Captured at Manhattan’s Le Poisson Rouge the band debuted early versions of songs slated for a future release.  By that time, they will likely have changed form, even timbre; but this is a lovely set.  Returning to the field of modern composition (with leftover hints of post-rock), the band offers six strong pieces that flow together well as a set, and may one day have their edges blurred.

Field recordings, always a strong part of the band’s overall timbre, tweet and pour around the piano in the opening “improv” (I’ve never seen birds at the venue, so I’m assuming these are field recordings).  A faint wail and drone enter as the track leans toward “plagues”, then tumbles in completely, as if falling down a hill, drumsticks and piano keys rolling from the pockets, bouncing over rocks and rills.  One suspects this song will only get bigger in subsequent versions.  And then, as soon as a spring shower, it’s over, giving way to the somber, static-rimmed “lament” and tender, respectful “yoshimi was a good cat”, which grows from humble origins to something resembling a celebration, like gratitude found in the wake of grief.  The wordless vocals rise like a morning choir rediscovering its voice.
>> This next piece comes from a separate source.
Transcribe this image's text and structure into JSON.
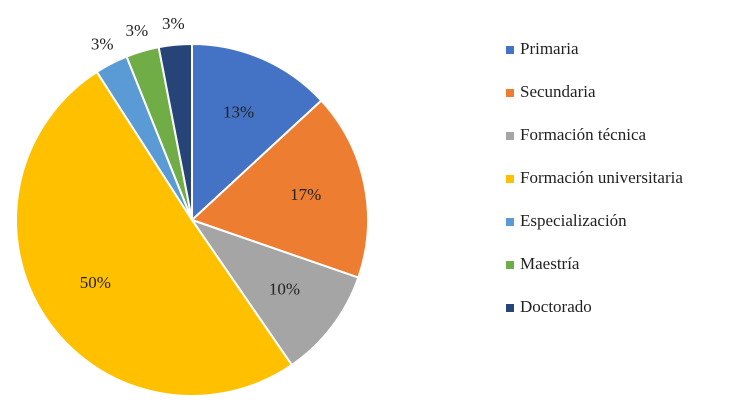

The second side contains two nine-minute pieces, “thunderswan” and “staircases to madagascar”, the latter of which contains no Led Zeppelin references.  In the opener, tape loops give way to a thoughtful piano piece in the third minute, but the track continues to bloom in volume and thickness well into the seventh, finally laying down its head to rest in a bed of bells.  Whispers launch the closer, which takes on a darker tone as it develops, wood blocks and bass drums setting the stage for a swirling finale.

Can these songs get any better?  We’ll have to wait and see, but if these are sketches, they’re just about as complete as one can imagine.  Develop them, remix them or revisit them ~ Sontag Shogun remains surefooted as it offers fans a rare form of observational access.